7 minute read

OD KUCHNI

Next Article
ZDJĘTE Z PÓŁKI

ZDJĘTE Z PÓŁKI

Inspicjentka? Ta, która szybko chodzi i na pewno ma kieszenie

Piątek, godzina 22.30, Teatr WARSawy. Aktorzy zmywają w garderobach charakteryzację, widzowie już odebrali kurtki z szatni i wyszli z teatru, reflektory pogasły. Ekipa techniczna zwinęła przewody i wyłączyła sprzęt. Scenę rozjaśniają światła robocze, a wśród scenografii krząta się Alina, zbierając rekwizyty i pozostawione na scenie kostiumy.

Advertisement

– Znasz Słownik terminów teatralnych Patrice’a Pavisa? – pytam.

– Pewnie, że znam. Biblia wiedzy o tym, jak co nazwać w teatrze.

– Pavis pisze, że inspicjent to „pomocnik reżysera odpowiedzialny za organizacyjno-techniczną stronę przygotowywanego spektaklu. […] jest odpowiedzialny za sprawne funkcjonowanie wykorzystywanych w przedstawieniu środków technicznych i maszynerii teatralnej. Pozostając w cieniu, inspicjent zapewnia dyskretnie inscenizacji świetność i wdzięk” 1 . A rzeczona maszyneria teatralna to „odwołanie się do materialności teatru, do jego konstrukcyjnych i dekonstrukcyjnych właściwości tworzenia sztucznego, złudnego świata iluzji, którego dwuznaczny sposób istnienia staje się źródłem przyjemności dla każdego, bez względu na stopień wykształcenia i świadomości”. I tutaj słownik odsyła… – Przepraszam, muszę ci zabrać obrus. – Jasne – przesiadam się w obszar już uprzątniętej scenografii. – Tutaj słownik odsyła do haseł „przedmiot”, „rekwizyty”, „układ sceniczny”. Układ sceniczny okazuje się… aha, „terminem często dzisiaj używanym na określenie scenografii, traktowanej nie jako stała dekoracja, ale kompozycja plastyczna, której twórca przewiduje zmienność stref gry w miarę rozwoju akcji,

mobilność przedmiotów scenicznych oraz różnorodność wyglądu sceny w czasie spektaklu”. „Przedmiot” odsyła do „rekwizytu”, a „rekwizyt” każe nam przyjrzeć się jeszcze hasłu „kostium”.

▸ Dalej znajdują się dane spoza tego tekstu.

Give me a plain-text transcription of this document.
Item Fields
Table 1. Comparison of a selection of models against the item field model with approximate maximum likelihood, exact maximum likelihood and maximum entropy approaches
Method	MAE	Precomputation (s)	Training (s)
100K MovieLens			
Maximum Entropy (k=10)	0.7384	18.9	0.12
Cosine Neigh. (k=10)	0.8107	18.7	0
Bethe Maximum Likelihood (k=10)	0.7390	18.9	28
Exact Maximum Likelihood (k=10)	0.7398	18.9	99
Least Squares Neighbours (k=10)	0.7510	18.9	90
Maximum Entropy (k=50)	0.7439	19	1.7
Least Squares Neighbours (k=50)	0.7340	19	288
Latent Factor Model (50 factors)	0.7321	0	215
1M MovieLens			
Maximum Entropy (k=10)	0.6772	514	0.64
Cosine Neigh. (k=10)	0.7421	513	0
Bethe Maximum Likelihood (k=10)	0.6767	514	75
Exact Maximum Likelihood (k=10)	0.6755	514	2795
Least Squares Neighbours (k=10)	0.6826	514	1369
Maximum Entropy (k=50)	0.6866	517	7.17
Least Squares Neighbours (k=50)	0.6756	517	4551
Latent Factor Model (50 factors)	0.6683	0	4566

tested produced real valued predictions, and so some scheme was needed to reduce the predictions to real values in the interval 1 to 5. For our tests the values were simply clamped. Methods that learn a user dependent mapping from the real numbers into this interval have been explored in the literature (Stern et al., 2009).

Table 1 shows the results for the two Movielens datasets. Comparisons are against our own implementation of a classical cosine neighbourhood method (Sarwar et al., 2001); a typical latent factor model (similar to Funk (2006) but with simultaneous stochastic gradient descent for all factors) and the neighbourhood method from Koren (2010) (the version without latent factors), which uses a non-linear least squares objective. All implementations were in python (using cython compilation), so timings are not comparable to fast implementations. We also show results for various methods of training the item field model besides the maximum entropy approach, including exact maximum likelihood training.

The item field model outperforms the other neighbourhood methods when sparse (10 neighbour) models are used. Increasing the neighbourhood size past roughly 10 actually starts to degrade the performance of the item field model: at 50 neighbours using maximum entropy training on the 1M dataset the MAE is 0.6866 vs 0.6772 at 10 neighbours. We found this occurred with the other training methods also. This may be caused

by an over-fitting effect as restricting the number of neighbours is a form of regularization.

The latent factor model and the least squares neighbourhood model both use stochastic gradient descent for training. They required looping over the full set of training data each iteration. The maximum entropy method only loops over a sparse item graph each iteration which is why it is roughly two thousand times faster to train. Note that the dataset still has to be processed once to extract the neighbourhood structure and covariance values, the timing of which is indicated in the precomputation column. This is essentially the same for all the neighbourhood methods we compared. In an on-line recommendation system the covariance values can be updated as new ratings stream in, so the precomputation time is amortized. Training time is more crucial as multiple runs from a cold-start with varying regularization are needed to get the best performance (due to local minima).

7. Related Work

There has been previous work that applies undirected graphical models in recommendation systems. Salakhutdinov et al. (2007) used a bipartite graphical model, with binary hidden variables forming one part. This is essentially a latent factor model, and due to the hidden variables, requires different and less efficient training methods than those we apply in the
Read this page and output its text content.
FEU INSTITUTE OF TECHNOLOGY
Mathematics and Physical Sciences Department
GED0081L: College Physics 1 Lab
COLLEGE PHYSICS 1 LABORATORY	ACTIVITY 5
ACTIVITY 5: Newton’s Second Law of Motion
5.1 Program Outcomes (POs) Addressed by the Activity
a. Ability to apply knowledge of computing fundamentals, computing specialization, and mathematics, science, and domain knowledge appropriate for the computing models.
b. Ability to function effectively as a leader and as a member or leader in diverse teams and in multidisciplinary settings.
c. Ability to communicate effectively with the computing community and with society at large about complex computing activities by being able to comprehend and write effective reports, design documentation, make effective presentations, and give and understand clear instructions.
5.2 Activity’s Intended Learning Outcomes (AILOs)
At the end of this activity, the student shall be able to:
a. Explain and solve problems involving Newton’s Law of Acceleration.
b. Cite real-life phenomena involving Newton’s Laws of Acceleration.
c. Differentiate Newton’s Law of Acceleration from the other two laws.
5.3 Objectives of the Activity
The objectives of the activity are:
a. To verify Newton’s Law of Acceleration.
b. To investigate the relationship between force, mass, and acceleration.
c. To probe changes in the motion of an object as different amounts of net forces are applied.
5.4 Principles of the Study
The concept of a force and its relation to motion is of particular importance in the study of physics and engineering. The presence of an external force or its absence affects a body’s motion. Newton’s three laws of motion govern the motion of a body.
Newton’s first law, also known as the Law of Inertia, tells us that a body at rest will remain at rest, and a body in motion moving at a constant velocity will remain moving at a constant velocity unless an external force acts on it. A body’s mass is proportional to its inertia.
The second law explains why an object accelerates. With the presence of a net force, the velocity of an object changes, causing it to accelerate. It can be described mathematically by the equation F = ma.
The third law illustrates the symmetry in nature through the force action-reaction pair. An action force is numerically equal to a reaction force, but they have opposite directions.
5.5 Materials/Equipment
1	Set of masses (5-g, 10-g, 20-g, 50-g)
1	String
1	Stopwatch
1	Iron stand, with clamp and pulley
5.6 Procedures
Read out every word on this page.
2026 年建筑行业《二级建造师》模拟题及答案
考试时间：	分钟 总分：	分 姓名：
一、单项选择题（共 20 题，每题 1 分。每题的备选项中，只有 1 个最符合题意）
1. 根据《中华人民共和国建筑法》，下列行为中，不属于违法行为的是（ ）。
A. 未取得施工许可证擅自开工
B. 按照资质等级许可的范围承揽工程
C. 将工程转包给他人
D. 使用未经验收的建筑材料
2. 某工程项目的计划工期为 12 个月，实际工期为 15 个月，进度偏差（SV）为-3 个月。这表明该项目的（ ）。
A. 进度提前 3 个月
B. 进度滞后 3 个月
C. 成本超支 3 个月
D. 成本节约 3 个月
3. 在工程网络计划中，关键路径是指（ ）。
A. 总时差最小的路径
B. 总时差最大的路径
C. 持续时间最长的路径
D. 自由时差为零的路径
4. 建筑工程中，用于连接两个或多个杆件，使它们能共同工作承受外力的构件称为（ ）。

– Ty naprawdę lubisz wszystko tak zanalizować… – rzuca Alina znad sporej skrzynki, do której wkłada talerze grające przed chwilą w Zaklętych rewirach. – A propos tych ostatnich haseł, to są jeszcze znaki Kowzana. W jego systemie kostium to znak wzrokowy dotyczący wyglądu aktora, ale równocześnie znajdujący się poza aktorem, znak, któremu przypisana jest kategoria przestrzeni. A rekwizyt to znak wzrokowy dotyczący wyglądu miejsca scenicznego, znajdujący się poza aktorem, a przypisana mu jest kategoria i czasu, i przestrzeni.

– Patrz – Alina dała się wciągnąć i zabiera mi laptop. – W Wikipedii jest napisane, że reżyser zajmuje się koordynacją wszystkich działań scenicznych i wszelkich elementów spektaklu.

– O inspicjencie miałyśmy rozmawiać. Właściwie to o inspicjentce.

– Nadzoruje spektakl… Koordynuje przepływ informacji… Odpowiada za bezpieczeństwo aktorów w kulisach… Kontroluje scenografię, rekwizyty, kostiumy, zmiany techniczne…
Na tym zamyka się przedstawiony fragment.